The First National Bank was chartered in 1864 to conform to the new national banking laws. One of its first locations was in the Burt Block, which was destroyed in the great fire of 1868. Following several years in temporary quarters, a new “magnificent brownstone” building was opened in November 1873 on the corner of Front and Spring streets. But in February 1885 fire struck that building as well, destroying all the existing bank records.

Although the building at Front and Spring had been quickly rebuilt after the fire, it’s no surprise that when building the new bank on Front and Washington Kaufman and the architects made fire safety a top priority. The limestone and granite exterior was built over a steel skeleton and the floors and walls were all marble or tile with wood used only on interior office doors. The floor and roof beams and even the window frames and sashes were metal.

In addition to assuring investors that their savings would be safe from fire, the bank also assured them that the latest protections against theft were being employed. Tellers were in cages protected by bronze grilles and an electric burglar alarm system.
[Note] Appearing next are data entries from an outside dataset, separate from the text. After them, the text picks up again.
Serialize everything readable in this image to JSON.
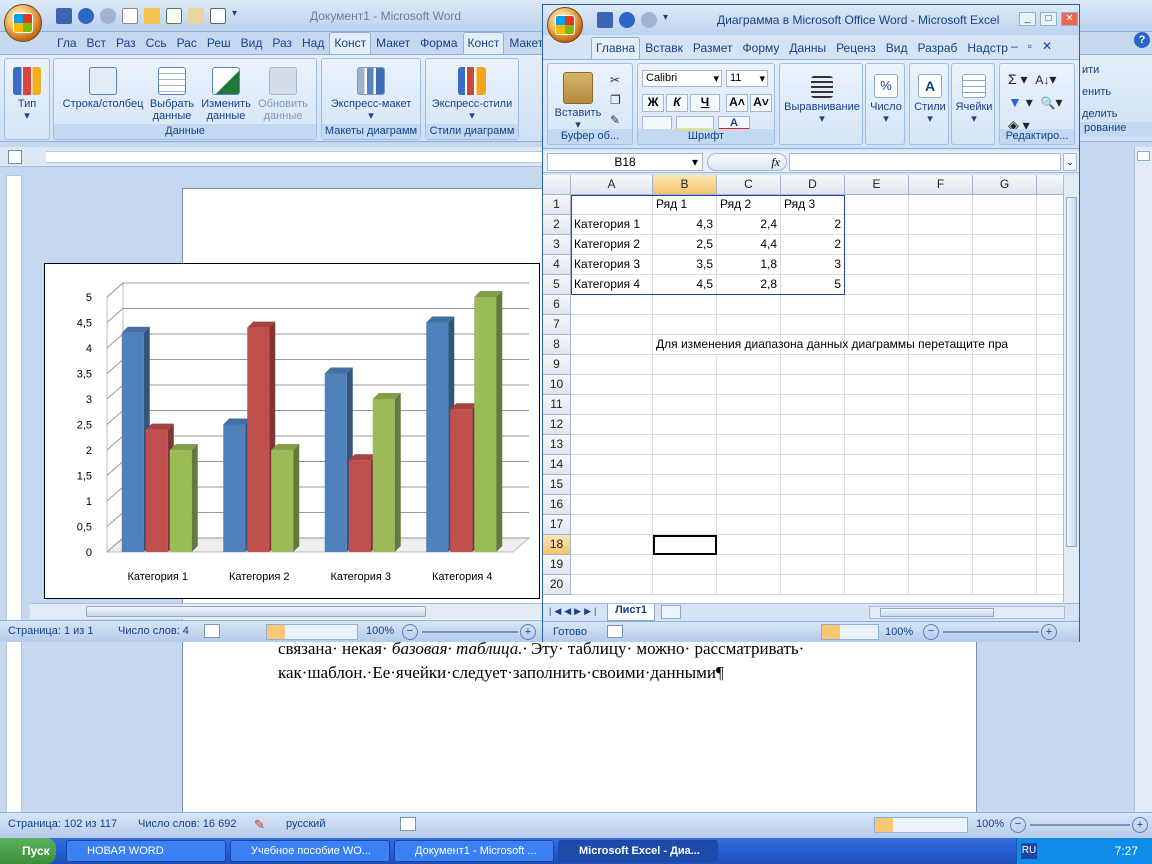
{
  "word": {
    "title": "Документ1 - Microsoft Word",
    "tabs": [
      "Гла",
      "Вст",
      "Раз",
      "Ссь",
      "Рас",
      "Реш",
      "Вид",
      "Раз",
      "Над",
      "Конст",
      "Макет",
      "Форма",
      "Конст",
      "Макет"
    ],
    "active_tab": "Конст",
    "ribbon_groups": [
      {
        "label": ""
      },
      {
        "label": "Данные"
      },
      {
        "label": "Макеты диаграмм"
      },
      {
        "label": "Стили диаграмм"
      }
    ],
    "buttons": {
      "type": "Тип",
      "row_col": "Строка/столбец",
      "select_data_1": "Выбрать",
      "select_data_2": "данные",
      "edit_data_1": "Изменить",
      "edit_data_2": "данные",
      "refresh_data_1": "Обновить",
      "refresh_data_2": "данные",
      "quick_layout": "Экспресс-макет",
      "quick_styles": "Экспресс-стили"
    },
    "right_partial": [
      "ити",
      "енить",
      "делить",
      "рование"
    ],
    "inner_status": {
      "page": "Страница: 1 из 1",
      "words": "Число слов: 4",
      "zoom": "100%"
    },
    "doc_text_line1_a": "связана· некая·",
    "doc_text_line1_b": "базовая· таблица.·",
    "doc_text_line1_c": "Эту· таблицу· можно· рассматривать·",
    "doc_text_line2": "как·шаблон.·Ее·ячейки·следует·заполнить·своими·данными¶",
    "status": {
      "page": "Страница: 102 из 117",
      "words": "Число слов: 16 692",
      "lang": "русский",
      "zoom": "100%"
    }
  },
  "chart_data": {
    "type": "bar",
    "categories": [
      "Категория 1",
      "Категория 2",
      "Категория 3",
      "Категория 4"
    ],
    "series": [
      {
        "name": "Ряд 1",
        "color": "#4f81bd",
        "values": [
          4.3,
          2.5,
          3.5,
          4.5
        ]
      },
      {
        "name": "Ряд 2",
        "color": "#c0504d",
        "values": [
          2.4,
          4.4,
          1.8,
          2.8
        ]
      },
      {
        "name": "Ряд 3",
        "color": "#9bbb59",
        "values": [
          2,
          2,
          3,
          5
        ]
      }
    ],
    "yticks": [
      "0",
      "0,5",
      "1",
      "1,5",
      "2",
      "2,5",
      "3",
      "3,5",
      "4",
      "4,5",
      "5"
    ],
    "ylim": [
      0,
      5
    ],
    "grid": true
  },
  "excel": {
    "title": "Диаграмма в Microsoft Office Word - Microsoft Excel",
    "tabs": [
      "Главна",
      "Вставк",
      "Размет",
      "Форму",
      "Данны",
      "Реценз",
      "Вид",
      "Разраб",
      "Надстр"
    ],
    "active_tab": "Главна",
    "font_name": "Calibri",
    "font_size": "11",
    "groups": [
      "Буфер об...",
      "Шрифт",
      "Редактиро..."
    ],
    "buttons": {
      "paste": "Вставить",
      "align": "Выравнивание",
      "number": "Число",
      "styles": "Стили",
      "cells": "Ячейки",
      "bold": "Ж",
      "italic": "К",
      "underline": "Ч",
      "percent": "%",
      "fx": "fx",
      "sigma": "Σ"
    },
    "name_box": "B18",
    "formula": "",
    "columns": [
      "A",
      "B",
      "C",
      "D",
      "E",
      "F",
      "G"
    ],
    "rows": [
      "1",
      "2",
      "3",
      "4",
      "5",
      "6",
      "7",
      "8",
      "9",
      "10",
      "11",
      "12",
      "13",
      "14",
      "15",
      "16",
      "17",
      "18",
      "19",
      "20"
    ],
    "cells": {
      "B1": "Ряд 1",
      "C1": "Ряд 2",
      "D1": "Ряд 3",
      "A2": "Категория 1",
      "B2": "4,3",
      "C2": "2,4",
      "D2": "2",
      "A3": "Категория 2",
      "B3": "2,5",
      "C3": "4,4",
      "D3": "2",
      "A4": "Категория 3",
      "B4": "3,5",
      "C4": "1,8",
      "D4": "3",
      "A5": "Категория 4",
      "B5": "4,5",
      "C5": "2,8",
      "D5": "5",
      "B8": "Для изменения диапазона данных диаграммы перетащите пра"
    },
    "sheet_tab": "Лист1",
    "status_ready": "Готово",
    "zoom": "100%"
  },
  "taskbar": {
    "start": "Пуск",
    "items": [
      {
        "label": "НОВАЯ WORD",
        "active": false
      },
      {
        "label": "Учебное пособие WO...",
        "active": false
      },
      {
        "label": "Документ1 - Microsoft ...",
        "active": false
      },
      {
        "label": "Microsoft Excel - Диа...",
        "active": true
      }
    ],
    "lang": "RU",
    "time": "7:27"
  }
}
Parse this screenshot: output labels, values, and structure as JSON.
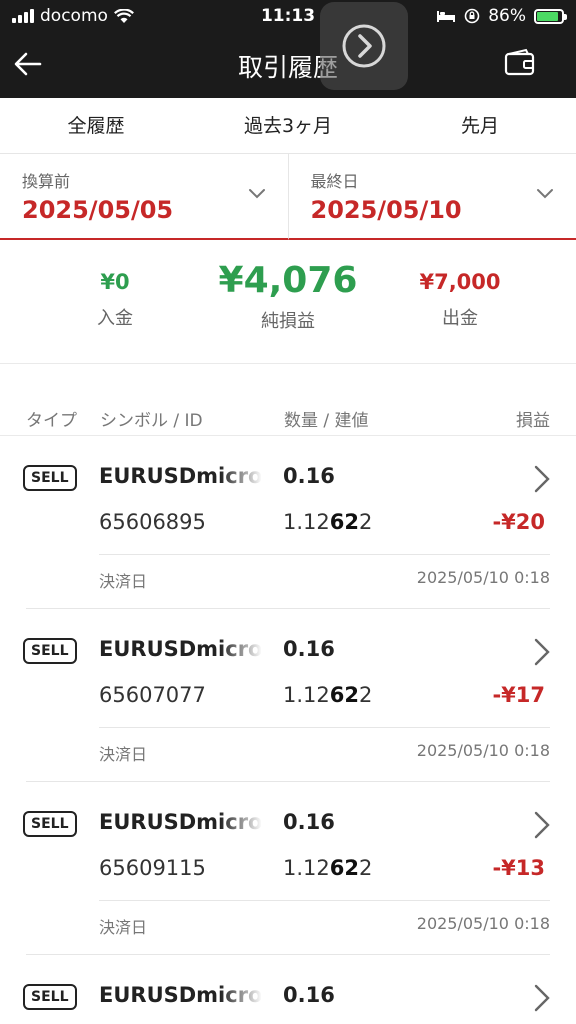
{
  "status": {
    "carrier": "docomo",
    "time": "11:13",
    "battery": "86%"
  },
  "header": {
    "title": "取引履歴"
  },
  "tabs": [
    {
      "label": "全履歴"
    },
    {
      "label": "過去3ヶ月"
    },
    {
      "label": "先月"
    }
  ],
  "dates": {
    "start": {
      "label": "換算前",
      "value": "2025/05/05"
    },
    "end": {
      "label": "最終日",
      "value": "2025/05/10"
    }
  },
  "summary": {
    "deposit": {
      "amount": "¥0",
      "label": "入金"
    },
    "net": {
      "amount": "¥4,076",
      "label": "純損益"
    },
    "withdrawal": {
      "amount": "¥7,000",
      "label": "出金"
    }
  },
  "columns": {
    "type": "タイプ",
    "symbol": "シンボル / ID",
    "volume": "数量 / 建値",
    "pnl": "損益"
  },
  "trades": [
    {
      "type": "SELL",
      "symbol": "EURUSDmicro",
      "lot": "0.16",
      "id": "65606895",
      "price_a": "1.12",
      "price_b": "62",
      "price_c": "2",
      "pnl": "-¥20",
      "settle_label": "決済日",
      "settle_date": "2025/05/10 0:18"
    },
    {
      "type": "SELL",
      "symbol": "EURUSDmicro",
      "lot": "0.16",
      "id": "65607077",
      "price_a": "1.12",
      "price_b": "62",
      "price_c": "2",
      "pnl": "-¥17",
      "settle_label": "決済日",
      "settle_date": "2025/05/10 0:18"
    },
    {
      "type": "SELL",
      "symbol": "EURUSDmicro",
      "lot": "0.16",
      "id": "65609115",
      "price_a": "1.12",
      "price_b": "62",
      "price_c": "2",
      "pnl": "-¥13",
      "settle_label": "決済日",
      "settle_date": "2025/05/10 0:18"
    },
    {
      "type": "SELL",
      "symbol": "EURUSDmicro",
      "lot": "0.16"
    }
  ],
  "icons": {
    "back": "arrow-left-icon",
    "wallet": "wallet-icon",
    "overlay": "chevron-right-icon",
    "dropdown": "chevron-down-icon",
    "row": "chevron-right-icon"
  },
  "colors": {
    "accent_red": "#c62828",
    "profit_green": "#2e9e4f",
    "header_bg": "#1b1b1b"
  }
}
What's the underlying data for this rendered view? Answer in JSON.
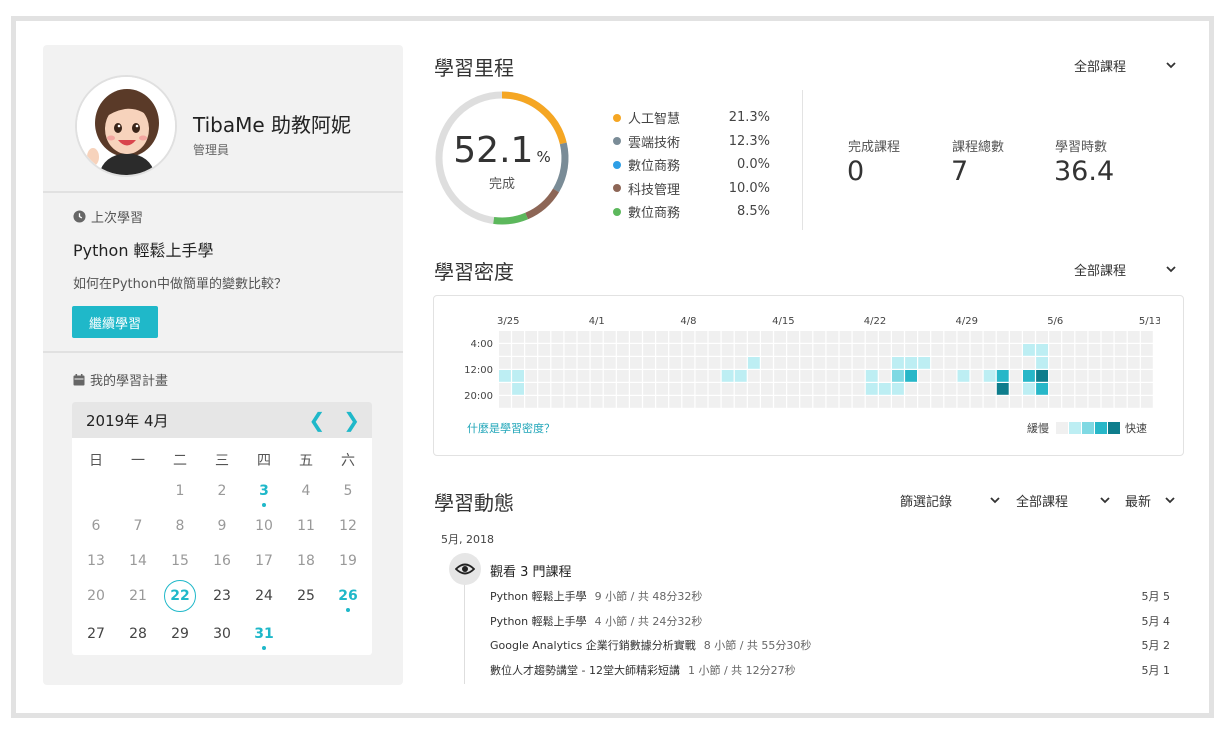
{
  "profile": {
    "name": "TibaMe 助教阿妮",
    "role": "管理員"
  },
  "last_learning": {
    "heading": "上次學習",
    "course": "Python 輕鬆上手學",
    "lesson": "如何在Python中做簡單的變數比較？",
    "button": "繼續學習"
  },
  "plan": {
    "heading": "我的學習計畫",
    "month_title": "2019年 4月",
    "prev_icon": "chevron-left-icon",
    "next_icon": "chevron-right-icon",
    "weekdays": [
      "日",
      "一",
      "二",
      "三",
      "四",
      "五",
      "六"
    ],
    "weeks": [
      [
        "",
        "",
        "1",
        "2",
        "3",
        "4",
        "5"
      ],
      [
        "6",
        "7",
        "8",
        "9",
        "10",
        "11",
        "12"
      ],
      [
        "13",
        "14",
        "15",
        "16",
        "17",
        "18",
        "19"
      ],
      [
        "20",
        "21",
        "22",
        "23",
        "24",
        "25",
        "26"
      ],
      [
        "27",
        "28",
        "29",
        "30",
        "31",
        "",
        ""
      ]
    ],
    "marked_days": [
      "3",
      "26",
      "31"
    ],
    "today": "22",
    "muted_days": [
      "1",
      "2",
      "4",
      "5",
      "6",
      "7",
      "8",
      "9",
      "10",
      "11",
      "12",
      "13",
      "14",
      "15",
      "16",
      "17",
      "18",
      "19",
      "20",
      "21"
    ]
  },
  "progress": {
    "title": "學習里程",
    "filter": "全部課程",
    "percent": "52.1",
    "percent_unit": "%",
    "percent_label": "完成",
    "categories": [
      {
        "name": "人工智慧",
        "value": "21.3%",
        "fraction": 0.213,
        "color": "#f5a623"
      },
      {
        "name": "雲端技術",
        "value": "12.3%",
        "fraction": 0.123,
        "color": "#7a8c97"
      },
      {
        "name": "數位商務",
        "value": "0.0%",
        "fraction": 0.0,
        "color": "#2e9fe6"
      },
      {
        "name": "科技管理",
        "value": "10.0%",
        "fraction": 0.1,
        "color": "#8d6656"
      },
      {
        "name": "數位商務",
        "value": "8.5%",
        "fraction": 0.085,
        "color": "#5cb85c"
      }
    ],
    "ring_track_color": "#dedede",
    "stats": [
      {
        "label": "完成課程",
        "value": "0"
      },
      {
        "label": "課程總數",
        "value": "7"
      },
      {
        "label": "學習時數",
        "value": "36.4"
      }
    ]
  },
  "density": {
    "title": "學習密度",
    "filter": "全部課程",
    "date_labels": [
      "3/25",
      "4/1",
      "4/8",
      "4/15",
      "4/22",
      "4/29",
      "5/6",
      "5/13"
    ],
    "time_labels": [
      "4:00",
      "12:00",
      "20:00"
    ],
    "help_link": "什麼是學習密度？",
    "legend_slow": "緩慢",
    "legend_fast": "快速",
    "scale_colors": [
      "#f0f0f0",
      "#bdeef3",
      "#7fd9e3",
      "#27b7c8",
      "#0e7d8c"
    ]
  },
  "activity": {
    "title": "學習動態",
    "filter_records": "篩選記錄",
    "filter_course": "全部課程",
    "sort": "最新",
    "group_date": "5月, 2018",
    "group_title": "觀看 3 門課程",
    "items": [
      {
        "course": "Python 輕鬆上手學",
        "meta": "9 小節 / 共 48分32秒",
        "date": "5月 5"
      },
      {
        "course": "Python 輕鬆上手學",
        "meta": "4 小節 / 共 24分32秒",
        "date": "5月 4"
      },
      {
        "course": "Google Analytics 企業行銷數據分析實戰",
        "meta": "8 小節 / 共 55分30秒",
        "date": "5月 2"
      },
      {
        "course": "數位人才趨勢講堂 - 12堂大師精彩短講",
        "meta": "1 小節 / 共 12分27秒",
        "date": "5月 1"
      }
    ]
  }
}
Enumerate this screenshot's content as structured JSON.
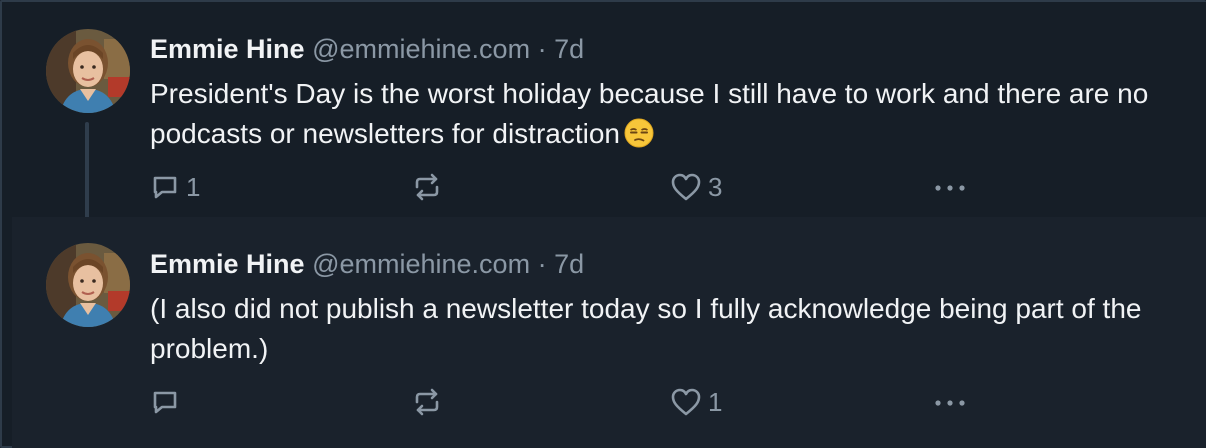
{
  "posts": [
    {
      "author_name": "Emmie Hine",
      "handle": "@emmiehine.com",
      "separator": "·",
      "time": "7d",
      "text": "President's Day is the worst holiday because I still have to work and there are no podcasts or newsletters for distraction",
      "emoji": "unamused-face",
      "reply_count": "1",
      "repost_count": "",
      "like_count": "3"
    },
    {
      "author_name": "Emmie Hine",
      "handle": "@emmiehine.com",
      "separator": "·",
      "time": "7d",
      "text": "(I also did not publish a newsletter today so I fully acknowledge being part of the problem.)",
      "reply_count": "",
      "repost_count": "",
      "like_count": "1"
    }
  ],
  "icons": {
    "reply": "reply-icon",
    "repost": "repost-icon",
    "like": "heart-icon",
    "more": "more-options-icon"
  },
  "colors": {
    "background": "#161e27",
    "second_post_background": "#1a222c",
    "text": "#f1f3f5",
    "muted": "#8b98a5",
    "thread_line": "#2f3d4c"
  }
}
The huge vault, which would soon contain $5,000,000 in cash and securities moved from the old bank, was considered worthy of its own article in the Oct. 14, 1927 issue of The Mining Journal. The vault was built of reinforced concrete and steel and, though visible to everyone in the lobby, was secured behind heavy steel grilles and gates. The door itself weighed 25 tons, but balanced well enough that it could be moved with a fingertip. The door was locked with 24 steel bolts, each four inches in diameter. There was even a phone installed inside the vault, in case someone got trapped inside when the time lock was activated.

Although investors were no doubt impressed by the security offered by the new building, there was also an emphasis on privacy. There were private booths, for singles, couples, or families, in the area with the safe deposit boxes and people having business with the bank were assured that they would be able to transact it quickly.

Most intriguing was the emphasis on assuring the well-to-do women of Marquette that the bank had their concerns utmost in mind. There was a separate “ladies’ room” immediately to the right of the Front Street entrance. Reporter Manthei Howe’s extremely enthusiastic Mining Journal article about the provisions for women in the new bank noted that “women usually feel like a goldfish out of water when they go into a bank. There usually isn’t a single thing lovely about the place except the handsome gentlemen employed there.”

Howe went on to describe the women’s room “as secluded and private as milady’s boudoir.” Her article, which ran across eight columns, described the “delicately curved” lines of the desk, the “blue and gold satin-threaded” upholstery on the straight-backed chairs (not to be confused with the “striped blue and old gold velour” of the armchair) and the silk gauze “the color of warm sunshine” on the curtains covering the windows and doors that separated the room from the main part of the bank.

Even the marble-paneled women’s lavatory, she wrote, “Partakes in miniature of the luxury of a Roman bath.” She assured her readers that any woman who saw the room would hope that business would bring her into the bank often–which was surely the hope of Kaufman and his architects and designers as well.

At the open house on Oct. 15, 1927, the bank gave away 5,000 leather wallets, 5,000 souvenir pencils and 3,000 dime savings banks to the 9,000 men, women, and children who visited that day. No doubt many of them were persuaded to become customers. And although the bank no longer has a separate room for women customers, most of what makes the building so spectacular remains, including the marble, the bronze work, and that huge safe. We also recommend that you check out the Kaufman coin collection which remains on display in the building. Now that the building is again locally owned by the Verida Group, it should remain for many decades to come.